MISI

***************** A MAN WHO WANT TO CREATE AN EDEN IN THE WORLD *****************

Rabu, 01 Desember 2010

HAPPY ISLAMIC NEW YEAR 1432 HIJRIY



Diantara Stimulus dan respons terdapat ruang untuk memilih. Ruang untuk memilih inilah Anugerah terbesar bagi manusia dibanding mahluk lain. Dan anugerah terbesar ini akan menjadi sebuah keagungan jika pilihan-pilihan kita terbimbing oleh kekuatan yang disebut Hidayah. Pilihan-pilihan yang terbimbing hidayah ini akan menghasilkan kemuliaan.

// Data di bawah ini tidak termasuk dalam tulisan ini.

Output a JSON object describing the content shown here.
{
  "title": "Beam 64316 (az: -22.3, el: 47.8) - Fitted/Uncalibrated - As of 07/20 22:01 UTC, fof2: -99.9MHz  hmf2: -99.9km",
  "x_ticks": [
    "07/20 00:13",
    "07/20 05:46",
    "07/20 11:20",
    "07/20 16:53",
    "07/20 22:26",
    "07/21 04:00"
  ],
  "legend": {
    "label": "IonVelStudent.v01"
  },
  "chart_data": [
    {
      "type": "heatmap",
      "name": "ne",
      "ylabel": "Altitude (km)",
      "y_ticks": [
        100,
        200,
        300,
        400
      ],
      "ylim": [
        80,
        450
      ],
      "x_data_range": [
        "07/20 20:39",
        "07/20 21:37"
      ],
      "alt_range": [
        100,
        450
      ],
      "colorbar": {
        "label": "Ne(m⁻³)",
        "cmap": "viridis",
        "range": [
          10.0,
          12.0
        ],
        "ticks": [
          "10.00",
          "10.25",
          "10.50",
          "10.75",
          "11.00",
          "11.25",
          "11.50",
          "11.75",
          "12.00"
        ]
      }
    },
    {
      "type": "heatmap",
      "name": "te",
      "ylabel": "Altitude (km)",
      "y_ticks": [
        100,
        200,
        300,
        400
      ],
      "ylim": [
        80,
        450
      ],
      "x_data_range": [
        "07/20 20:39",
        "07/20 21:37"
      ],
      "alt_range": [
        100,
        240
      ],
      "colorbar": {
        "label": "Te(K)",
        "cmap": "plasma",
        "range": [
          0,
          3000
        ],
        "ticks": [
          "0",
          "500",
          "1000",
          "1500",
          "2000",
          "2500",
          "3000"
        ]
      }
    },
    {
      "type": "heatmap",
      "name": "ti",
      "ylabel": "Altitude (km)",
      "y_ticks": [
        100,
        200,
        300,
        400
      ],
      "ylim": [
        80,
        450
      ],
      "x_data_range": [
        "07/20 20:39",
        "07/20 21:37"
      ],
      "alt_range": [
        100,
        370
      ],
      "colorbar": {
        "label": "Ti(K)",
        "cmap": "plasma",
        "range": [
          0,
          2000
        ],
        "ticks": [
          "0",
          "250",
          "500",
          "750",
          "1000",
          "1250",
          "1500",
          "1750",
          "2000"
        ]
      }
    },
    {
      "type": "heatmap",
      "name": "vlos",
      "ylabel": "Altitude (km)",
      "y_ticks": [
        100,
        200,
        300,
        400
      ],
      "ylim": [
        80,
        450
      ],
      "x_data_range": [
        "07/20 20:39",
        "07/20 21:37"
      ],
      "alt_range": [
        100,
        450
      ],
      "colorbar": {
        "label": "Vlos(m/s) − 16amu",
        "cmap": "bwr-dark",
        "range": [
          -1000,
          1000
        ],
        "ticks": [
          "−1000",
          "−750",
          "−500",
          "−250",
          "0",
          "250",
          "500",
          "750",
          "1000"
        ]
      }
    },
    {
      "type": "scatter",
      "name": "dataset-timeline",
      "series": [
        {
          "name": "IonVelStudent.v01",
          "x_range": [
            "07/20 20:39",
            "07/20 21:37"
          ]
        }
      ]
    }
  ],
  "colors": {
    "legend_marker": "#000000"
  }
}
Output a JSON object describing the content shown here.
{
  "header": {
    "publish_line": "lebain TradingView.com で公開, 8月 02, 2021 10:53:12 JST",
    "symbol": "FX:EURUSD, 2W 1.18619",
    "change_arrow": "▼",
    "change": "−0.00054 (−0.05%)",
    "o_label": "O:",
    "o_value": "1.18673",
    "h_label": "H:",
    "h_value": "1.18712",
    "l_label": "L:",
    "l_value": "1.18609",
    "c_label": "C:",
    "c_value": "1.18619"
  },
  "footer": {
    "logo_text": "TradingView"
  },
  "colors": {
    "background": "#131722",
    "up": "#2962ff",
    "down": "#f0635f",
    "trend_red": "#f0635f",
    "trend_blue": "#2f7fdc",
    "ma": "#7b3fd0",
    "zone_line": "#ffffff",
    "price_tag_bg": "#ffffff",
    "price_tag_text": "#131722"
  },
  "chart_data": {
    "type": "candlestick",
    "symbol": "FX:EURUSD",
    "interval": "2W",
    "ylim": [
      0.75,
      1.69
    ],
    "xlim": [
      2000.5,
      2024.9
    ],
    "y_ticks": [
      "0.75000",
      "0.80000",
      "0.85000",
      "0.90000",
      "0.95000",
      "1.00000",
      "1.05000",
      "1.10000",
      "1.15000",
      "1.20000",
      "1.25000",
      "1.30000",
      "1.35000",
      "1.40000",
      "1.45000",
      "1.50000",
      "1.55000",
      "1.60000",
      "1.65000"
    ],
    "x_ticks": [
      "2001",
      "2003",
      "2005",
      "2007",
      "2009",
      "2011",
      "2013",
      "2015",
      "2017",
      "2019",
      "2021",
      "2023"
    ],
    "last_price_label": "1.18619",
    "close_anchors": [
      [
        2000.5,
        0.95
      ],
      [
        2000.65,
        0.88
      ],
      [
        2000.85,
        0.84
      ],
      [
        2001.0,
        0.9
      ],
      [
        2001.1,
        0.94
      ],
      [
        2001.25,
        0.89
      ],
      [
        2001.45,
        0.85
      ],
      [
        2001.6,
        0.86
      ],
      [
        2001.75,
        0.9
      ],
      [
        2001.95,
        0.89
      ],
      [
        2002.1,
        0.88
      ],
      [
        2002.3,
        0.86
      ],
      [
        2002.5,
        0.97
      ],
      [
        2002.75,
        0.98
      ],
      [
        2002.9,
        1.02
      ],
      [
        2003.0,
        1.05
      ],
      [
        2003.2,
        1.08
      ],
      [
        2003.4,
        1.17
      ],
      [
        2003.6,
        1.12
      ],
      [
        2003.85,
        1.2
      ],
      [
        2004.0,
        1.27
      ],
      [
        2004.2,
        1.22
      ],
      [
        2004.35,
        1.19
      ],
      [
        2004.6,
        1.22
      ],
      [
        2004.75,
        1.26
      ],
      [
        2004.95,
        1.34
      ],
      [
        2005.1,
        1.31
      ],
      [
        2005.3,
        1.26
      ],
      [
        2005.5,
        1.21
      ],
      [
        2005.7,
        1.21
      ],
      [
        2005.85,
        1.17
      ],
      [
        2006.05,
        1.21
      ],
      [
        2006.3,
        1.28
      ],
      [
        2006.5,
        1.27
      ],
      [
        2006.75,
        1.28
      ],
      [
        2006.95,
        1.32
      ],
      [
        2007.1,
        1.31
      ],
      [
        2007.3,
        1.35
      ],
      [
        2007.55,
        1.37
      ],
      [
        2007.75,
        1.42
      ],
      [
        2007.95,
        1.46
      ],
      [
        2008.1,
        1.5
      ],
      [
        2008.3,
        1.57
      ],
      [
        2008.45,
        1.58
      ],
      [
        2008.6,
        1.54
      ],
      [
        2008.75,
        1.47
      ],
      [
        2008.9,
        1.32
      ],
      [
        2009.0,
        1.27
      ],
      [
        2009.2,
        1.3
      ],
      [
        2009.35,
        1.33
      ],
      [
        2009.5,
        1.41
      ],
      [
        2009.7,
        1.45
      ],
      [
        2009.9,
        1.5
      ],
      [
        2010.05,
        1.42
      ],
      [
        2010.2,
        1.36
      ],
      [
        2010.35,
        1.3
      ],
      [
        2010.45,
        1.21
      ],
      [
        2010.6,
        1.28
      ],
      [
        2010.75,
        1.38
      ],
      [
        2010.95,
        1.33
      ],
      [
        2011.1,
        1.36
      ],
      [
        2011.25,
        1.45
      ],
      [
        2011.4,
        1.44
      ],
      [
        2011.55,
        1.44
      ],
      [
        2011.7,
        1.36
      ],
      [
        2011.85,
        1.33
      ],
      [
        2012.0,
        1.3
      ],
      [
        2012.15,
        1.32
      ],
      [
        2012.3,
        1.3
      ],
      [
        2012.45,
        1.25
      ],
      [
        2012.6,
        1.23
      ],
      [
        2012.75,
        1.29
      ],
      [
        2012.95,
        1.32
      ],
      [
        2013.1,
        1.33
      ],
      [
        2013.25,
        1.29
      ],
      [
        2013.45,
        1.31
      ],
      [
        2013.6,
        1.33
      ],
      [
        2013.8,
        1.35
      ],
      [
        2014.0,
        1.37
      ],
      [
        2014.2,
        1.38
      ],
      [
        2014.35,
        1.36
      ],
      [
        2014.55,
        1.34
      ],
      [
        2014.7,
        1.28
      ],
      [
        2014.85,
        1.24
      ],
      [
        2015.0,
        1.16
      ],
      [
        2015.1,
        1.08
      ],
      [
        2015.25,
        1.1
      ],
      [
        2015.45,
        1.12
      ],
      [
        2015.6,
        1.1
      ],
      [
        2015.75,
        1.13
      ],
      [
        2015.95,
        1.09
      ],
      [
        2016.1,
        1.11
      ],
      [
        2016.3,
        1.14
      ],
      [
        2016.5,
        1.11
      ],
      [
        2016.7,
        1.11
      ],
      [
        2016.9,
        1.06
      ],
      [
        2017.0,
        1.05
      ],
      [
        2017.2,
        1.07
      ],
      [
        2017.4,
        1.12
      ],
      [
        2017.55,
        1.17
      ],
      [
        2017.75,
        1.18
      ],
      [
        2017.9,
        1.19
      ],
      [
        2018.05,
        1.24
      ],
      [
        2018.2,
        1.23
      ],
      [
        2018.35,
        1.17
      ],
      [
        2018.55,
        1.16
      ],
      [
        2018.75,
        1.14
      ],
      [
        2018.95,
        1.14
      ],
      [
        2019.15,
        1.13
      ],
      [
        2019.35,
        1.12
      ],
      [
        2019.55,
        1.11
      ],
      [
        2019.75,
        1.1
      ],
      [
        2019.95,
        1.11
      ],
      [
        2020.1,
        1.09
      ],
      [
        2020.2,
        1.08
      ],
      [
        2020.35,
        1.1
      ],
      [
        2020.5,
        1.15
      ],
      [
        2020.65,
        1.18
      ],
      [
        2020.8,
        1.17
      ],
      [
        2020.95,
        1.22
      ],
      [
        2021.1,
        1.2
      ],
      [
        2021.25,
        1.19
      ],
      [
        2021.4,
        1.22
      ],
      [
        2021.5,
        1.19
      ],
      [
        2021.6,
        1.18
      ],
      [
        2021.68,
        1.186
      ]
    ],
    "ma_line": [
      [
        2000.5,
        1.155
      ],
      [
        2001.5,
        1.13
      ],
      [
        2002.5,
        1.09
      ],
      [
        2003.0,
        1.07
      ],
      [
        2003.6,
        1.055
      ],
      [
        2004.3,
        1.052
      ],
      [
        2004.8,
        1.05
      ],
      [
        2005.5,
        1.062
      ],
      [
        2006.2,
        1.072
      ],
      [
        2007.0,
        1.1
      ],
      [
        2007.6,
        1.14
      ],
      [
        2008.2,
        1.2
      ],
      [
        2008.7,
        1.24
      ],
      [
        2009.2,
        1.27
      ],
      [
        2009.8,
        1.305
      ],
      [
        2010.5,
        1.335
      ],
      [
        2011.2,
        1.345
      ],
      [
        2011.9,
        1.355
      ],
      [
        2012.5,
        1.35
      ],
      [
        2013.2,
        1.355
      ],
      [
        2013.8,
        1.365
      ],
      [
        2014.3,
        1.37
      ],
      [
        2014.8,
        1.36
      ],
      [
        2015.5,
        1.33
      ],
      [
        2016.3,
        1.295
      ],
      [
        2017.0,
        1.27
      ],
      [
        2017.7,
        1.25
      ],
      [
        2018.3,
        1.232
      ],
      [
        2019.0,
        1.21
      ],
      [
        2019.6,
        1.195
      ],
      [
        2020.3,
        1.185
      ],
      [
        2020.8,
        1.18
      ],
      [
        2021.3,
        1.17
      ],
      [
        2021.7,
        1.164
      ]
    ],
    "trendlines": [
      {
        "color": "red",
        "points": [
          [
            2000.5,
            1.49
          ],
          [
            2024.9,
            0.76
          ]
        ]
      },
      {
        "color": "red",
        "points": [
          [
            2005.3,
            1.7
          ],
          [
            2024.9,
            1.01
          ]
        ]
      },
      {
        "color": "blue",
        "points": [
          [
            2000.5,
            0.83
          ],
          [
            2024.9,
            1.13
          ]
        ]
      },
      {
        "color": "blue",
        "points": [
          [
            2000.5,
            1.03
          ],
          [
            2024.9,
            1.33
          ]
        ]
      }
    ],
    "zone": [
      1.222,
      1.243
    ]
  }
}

Pilihan yang tak terbimbing oleh hidayah membuat kerugian bagi diri sendiri, Inilah yang terjadi pada Putra nabiyullah Nuh A.S. Dan piliham yang terbimbing hidayah, dari mereka yang rendah hati, telah menyelamatkan mereka di Perahu Nabi Nuh yang pada akhirnya mendarat di Puncak Juddi, Puncak Kebaruan. Kita memperinagti... Hari Hidup di Puncak Kebaruan I Muharram ini. Happy New Life !
(Darwono Tuan Guru)



Pendahuluan

30 November 2010, merupakan puncak perayaan 11 tahun The Habibie Center. Puncak acara ini dilangsungkan di Grand Sahid Hotel Jakarta, diisi berbagai kegiatan antara lain, Dialog, Penganugerahan Habibie Award hingga peluncuran buku Habibie - Ainun dan peluncuran Indek Kinerja Bangsa yang dipresentasikan oleh Dr. Ahmad Watik Pratiknya.

Melalui tema besar : Demokratisasi Tak Boleh Berhenti, berbagai acara tersebut berlangsung lancar, aman, kritis, demokratis, egaliter, menggairahkan, logis dan juga menyentuh hati. Pendek kata, acara yang berlangsung dari pukul 8 pagi dan berahir pada pukul 22 malam, merupakan cagara yang menggaungkan Gema demokratisasi hingga Gema hati anak-anak bangsa yang tumplek blek dari berbagai kalangan: Intelektual, budayawan, rohaniawan, LSM dan birokrat dan teknokrat. Penulis beruntung dapat mengikuti semua acara ditengah samudra "para elite' nasional di bidang masing-masing.

Dialog Perdamaian

Dengan tema "Merajut Perdamaian Di Tengah Komunitas yang Terpecah, Mungkinkah konflik dapat dicegah ?" dialog menampilkan Fazli Jalal dari kalangan Pendidikan (utusan kantor Mendiknas), Ade Armando (Ahli Media), dan Imam Prasojo (Sosiolog), sementara itu tampil sebagai penanggap adalah Proh BJ Habibie, Wakil Korban Konflik dan Penulis Sendiri.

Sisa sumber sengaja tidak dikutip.